I have already worked out 210+ hours this week, and I have not worked out yet today or tomorrow! I weighed last night.. I know.. I know.. have you noticed I am not very consistent with just weighing on Monday's? Well I was just curious, and I gave in.. and it read 197.8!! Whoo hoo! I got on a few times just to be sure. I Never weigh at night.. so I was so shocked! I have been very right on with my points this week, and working out. That's -47 now! Yay! I am weighing on Saturday before I leave for Morgan Hill as well.. Hopefully it will be the same or less and I wasn't just fluctuating at that moment. Better go clean now and play with the boys a bit before lunch and nap time! =)
6 comments:
All so amazing, God the human body, everything :)
The blood vessel stuff is interesting. In my adult life, my blood pressure has always been high but it is no longer. It's actually on the low side of normal. The last nurse that checked it was impressed and even said, she wished her blood pressure and pulse was that low!
My dad had seizures. Scary, I know but they look worse then they are, for the most part.

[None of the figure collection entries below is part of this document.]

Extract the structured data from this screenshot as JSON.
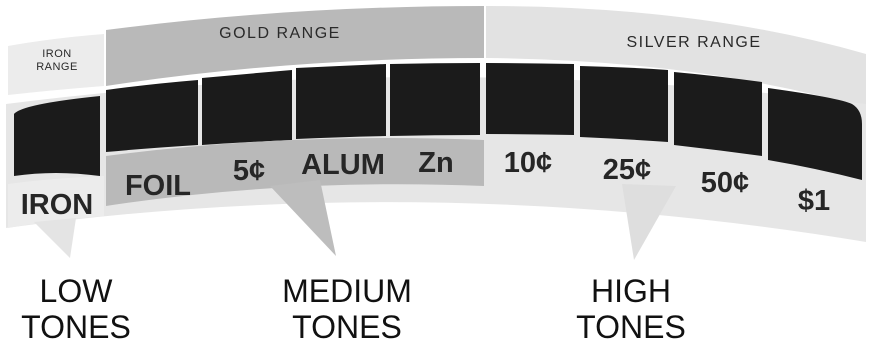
{
  "ranges": {
    "iron_line1": "IRON",
    "iron_line2": "RANGE",
    "gold": "GOLD RANGE",
    "silver": "SILVER RANGE"
  },
  "segments": [
    {
      "label": "IRON"
    },
    {
      "label": "FOIL"
    },
    {
      "label": "5¢"
    },
    {
      "label": "ALUM"
    },
    {
      "label": "Zn"
    },
    {
      "label": "10¢"
    },
    {
      "label": "25¢"
    },
    {
      "label": "50¢"
    },
    {
      "label": "$1"
    }
  ],
  "tones": {
    "low_line1": "LOW",
    "low_line2": "TONES",
    "medium_line1": "MEDIUM",
    "medium_line2": "TONES",
    "high_line1": "HIGH",
    "high_line2": "TONES"
  },
  "colors": {
    "iron_fill": "#ececec",
    "gold_fill": "#b9b9b9",
    "silver_fill": "#e2e2e2",
    "display_fill": "#1b1b1b",
    "callout_fill": "#c4c4c4"
  }
}
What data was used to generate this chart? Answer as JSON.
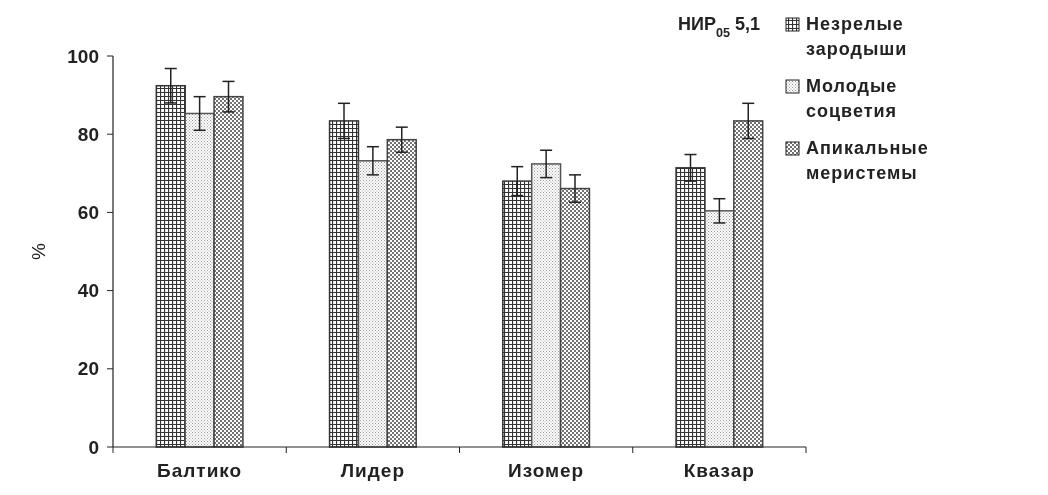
{
  "chart_data": {
    "type": "bar",
    "ylabel": "%",
    "categories": [
      "Балтико",
      "Лидер",
      "Изомер",
      "Квазар"
    ],
    "series": [
      {
        "name": "Незрелые зародыши",
        "color": "#333333",
        "values": [
          92.4,
          83.4,
          68.0,
          71.4
        ],
        "errors": [
          4.4,
          4.5,
          3.7,
          3.4
        ]
      },
      {
        "name": "Молодые соцветия",
        "color": "#555555",
        "values": [
          85.3,
          73.2,
          72.4,
          60.4
        ],
        "errors": [
          4.3,
          3.6,
          3.5,
          3.1
        ]
      },
      {
        "name": "Апикальные меристемы",
        "color": "#444444",
        "values": [
          89.6,
          78.6,
          66.1,
          83.4
        ],
        "errors": [
          3.9,
          3.2,
          3.5,
          4.5
        ]
      }
    ],
    "ylim": [
      0,
      100
    ],
    "yticks": [
      0,
      20,
      40,
      60,
      80,
      100
    ],
    "grid": false,
    "legend": "right",
    "annotations": [
      "НИР$_{05}$ 5,1"
    ]
  }
}
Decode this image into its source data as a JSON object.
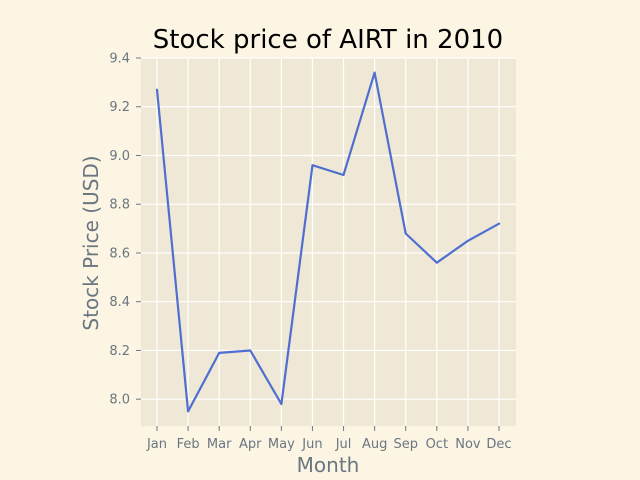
{
  "chart_data": {
    "type": "line",
    "title": "Stock price of AIRT in 2010",
    "xlabel": "Month",
    "ylabel": "Stock Price (USD)",
    "categories": [
      "Jan",
      "Feb",
      "Mar",
      "Apr",
      "May",
      "Jun",
      "Jul",
      "Aug",
      "Sep",
      "Oct",
      "Nov",
      "Dec"
    ],
    "series": [
      {
        "values": [
          9.27,
          7.95,
          8.19,
          8.2,
          7.98,
          8.96,
          8.92,
          9.34,
          8.68,
          8.56,
          8.65,
          8.72
        ]
      }
    ],
    "ylim": [
      7.89,
      9.4
    ],
    "yticks": [
      8.0,
      8.2,
      8.4,
      8.6,
      8.8,
      9.0,
      9.2,
      9.4
    ],
    "ytick_labels": [
      "8.0",
      "8.2",
      "8.4",
      "8.6",
      "8.8",
      "9.0",
      "9.2",
      "9.4"
    ],
    "grid": true,
    "legend": false,
    "colors": {
      "figure_background": "#fcf5e4",
      "plot_background": "#efe8d6",
      "grid": "#ffffff",
      "line": "#4f6fd0",
      "tick_text": "#6a7680",
      "title_text": "#000000"
    }
  }
}
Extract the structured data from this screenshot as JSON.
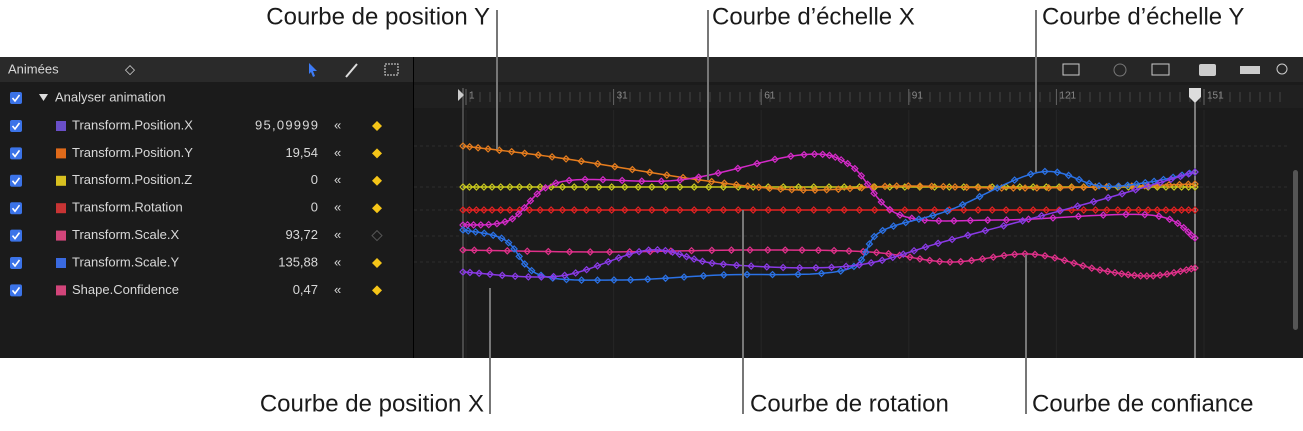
{
  "callouts": {
    "top": [
      "Courbe de position Y",
      "Courbe d’échelle X",
      "Courbe d’échelle Y"
    ],
    "bottom": [
      "Courbe de position X",
      "Courbe de rotation",
      "Courbe de confiance"
    ]
  },
  "panel": {
    "header": "Animées",
    "group": "Analyser animation",
    "rows": [
      {
        "name": "Transform.Position.X",
        "value": "95,09999"
      },
      {
        "name": "Transform.Position.Y",
        "value": "19,54"
      },
      {
        "name": "Transform.Position.Z",
        "value": "0"
      },
      {
        "name": "Transform.Rotation",
        "value": "0"
      },
      {
        "name": "Transform.Scale.X",
        "value": "93,72"
      },
      {
        "name": "Transform.Scale.Y",
        "value": "135,88"
      },
      {
        "name": "Shape.Confidence",
        "value": "0,47"
      }
    ]
  },
  "timeline": {
    "ruler": [
      "1",
      "31",
      "61",
      "91",
      "121",
      "151"
    ]
  }
}
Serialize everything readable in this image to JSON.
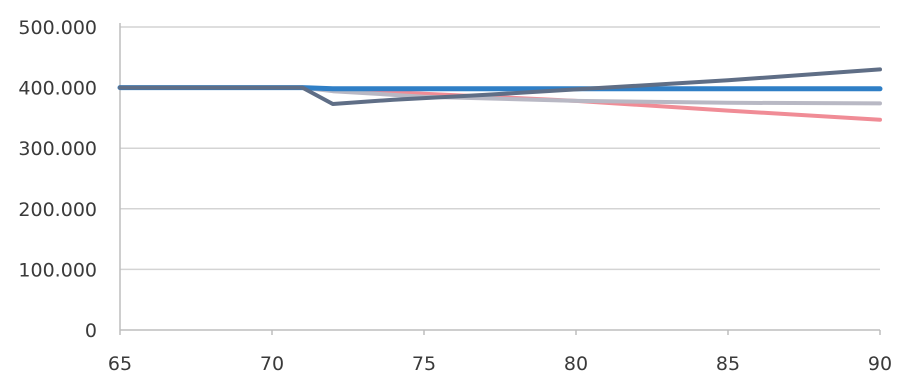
{
  "chart_data": {
    "type": "line",
    "title": "",
    "xlabel": "",
    "ylabel": "",
    "xlim": [
      65,
      90
    ],
    "ylim": [
      0,
      500
    ],
    "x_ticks": [
      65,
      70,
      75,
      80,
      85,
      90
    ],
    "x_tick_labels": [
      "65",
      "70",
      "75",
      "80",
      "85",
      "90"
    ],
    "y_ticks": [
      0,
      100,
      200,
      300,
      400,
      500
    ],
    "y_tick_labels": [
      "0",
      "100.000",
      "200.000",
      "300.000",
      "400.000",
      "500.000"
    ],
    "grid": "horizontal",
    "legend": "none",
    "series": [
      {
        "color": "#f08c96",
        "stroke": 4,
        "points": [
          [
            65,
            400
          ],
          [
            67,
            400
          ],
          [
            71,
            400
          ],
          [
            72,
            398
          ],
          [
            75,
            390
          ],
          [
            80,
            378
          ],
          [
            85,
            362
          ],
          [
            90,
            347
          ]
        ]
      },
      {
        "color": "#b8b8c4",
        "stroke": 4,
        "points": [
          [
            65,
            400
          ],
          [
            67,
            400
          ],
          [
            71,
            400
          ],
          [
            72,
            394
          ],
          [
            75,
            385
          ],
          [
            80,
            378
          ],
          [
            85,
            375
          ],
          [
            90,
            374
          ]
        ]
      },
      {
        "color": "#2f7fc6",
        "stroke": 5,
        "points": [
          [
            65,
            400
          ],
          [
            67,
            400
          ],
          [
            71,
            400
          ],
          [
            72,
            398
          ],
          [
            75,
            398
          ],
          [
            80,
            398
          ],
          [
            85,
            398
          ],
          [
            90,
            398
          ]
        ]
      },
      {
        "color": "#5f6e86",
        "stroke": 4,
        "points": [
          [
            65,
            400
          ],
          [
            67,
            400
          ],
          [
            71,
            400
          ],
          [
            72,
            373
          ],
          [
            74,
            380
          ],
          [
            77,
            388
          ],
          [
            80,
            397
          ],
          [
            85,
            412
          ],
          [
            90,
            430
          ]
        ]
      }
    ]
  }
}
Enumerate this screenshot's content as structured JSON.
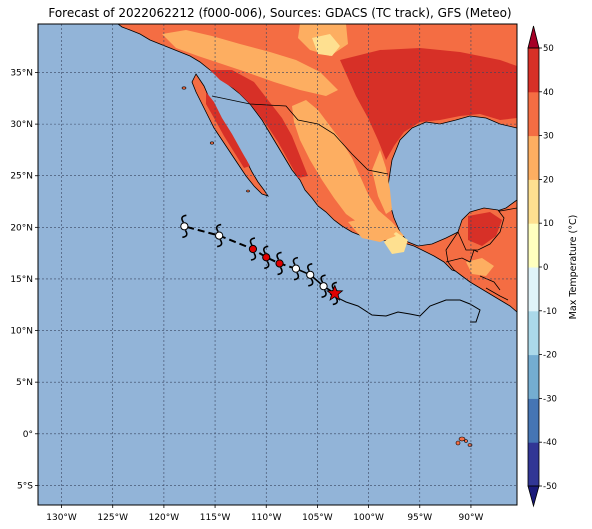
{
  "title": "Forecast of 2022062212 (f000-006), Sources: GDACS (TC track), GFS (Meteo)",
  "map": {
    "lon_range": [
      -132.3,
      -85.5
    ],
    "lat_range": [
      -6.9,
      39.7
    ],
    "lon_ticks": [
      "130°W",
      "125°W",
      "120°W",
      "115°W",
      "110°W",
      "105°W",
      "100°W",
      "95°W",
      "90°W"
    ],
    "lat_ticks": [
      "5°S",
      "0°",
      "5°N",
      "10°N",
      "15°N",
      "20°N",
      "25°N",
      "30°N",
      "35°N"
    ],
    "ocean_color": "#92b4d8",
    "gridlines": true
  },
  "track": {
    "past_positions": [
      {
        "lon": -103.3,
        "lat": 13.6
      },
      {
        "lon": -104.4,
        "lat": 14.3
      },
      {
        "lon": -105.7,
        "lat": 15.4
      },
      {
        "lon": -107.1,
        "lat": 16.0
      }
    ],
    "forecast_positions": [
      {
        "lon": -108.7,
        "lat": 16.5,
        "type": "hurricane"
      },
      {
        "lon": -110.0,
        "lat": 17.1,
        "type": "hurricane"
      },
      {
        "lon": -111.3,
        "lat": 17.9,
        "type": "hurricane"
      },
      {
        "lon": -114.6,
        "lat": 19.2,
        "type": "storm"
      },
      {
        "lon": -118.0,
        "lat": 20.1,
        "type": "storm"
      }
    ],
    "current_position": {
      "lon": -103.3,
      "lat": 13.6
    },
    "marker_colors": {
      "hurricane": "#e00000",
      "storm": "#ffffff",
      "star": "#e00000"
    }
  },
  "colorbar": {
    "label": "Max Temperature (°C)",
    "ticks": [
      "-50",
      "-40",
      "-30",
      "-20",
      "-10",
      "0",
      "10",
      "20",
      "30",
      "40",
      "50"
    ],
    "colors": [
      "#313695",
      "#4575b4",
      "#74add1",
      "#abd9e9",
      "#e0f3f8",
      "#ffffbf",
      "#fee090",
      "#fdae61",
      "#f46d43",
      "#d73027",
      "#a50026"
    ]
  }
}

We had a lady pass out during cycle a few weeks ago. It was during my usual Monday class, but I wasn't there. I wonder if the pedal incident the lady was wearing spin shoes? Just curious. Injuries are going to happen when you work out, but listening to your body, being healthy and using good form is the best prevention.
I agree. The accident, that bike was no in use the week before because of the pedal, then apparently they "fixed it" and didn't fix it properly.. I am not sure if she was wear spin shoes. either way the pedal came off completely and the medal part that holds the pedal cut her. Scary. I didn't know that bout your dad ;(
Just curious - do you remember my dad? He died when I was 14, I think it might have been before you came around. Karissa remembers my dad but they younger ones do not.
No I never met him ;( I started hanging out with Kayla at age 12 but really didn't meet you guys till I was 14. Davey talks about him often though!!
I think Ricki was 11 when he died, almost 12. So it was pre-you. I'm surprised to hear Davey talks about him. I wonder what about him he remembers, the good, the bad, or the stories that are re-told? It's weird that he has been gone so long - half my life, yet he was such a huge part of life, and his death has had such a huge impact on the way I look at life... even still. We were all so young, he was so young, it was so long ago, it's crazy.
Davey will say "That guy looks like my Uncle Rick" or "My uncle Rick use to drown us so bad in the pool!" stuff like that. I am sorry you lost him so young! ;( That must be so hard.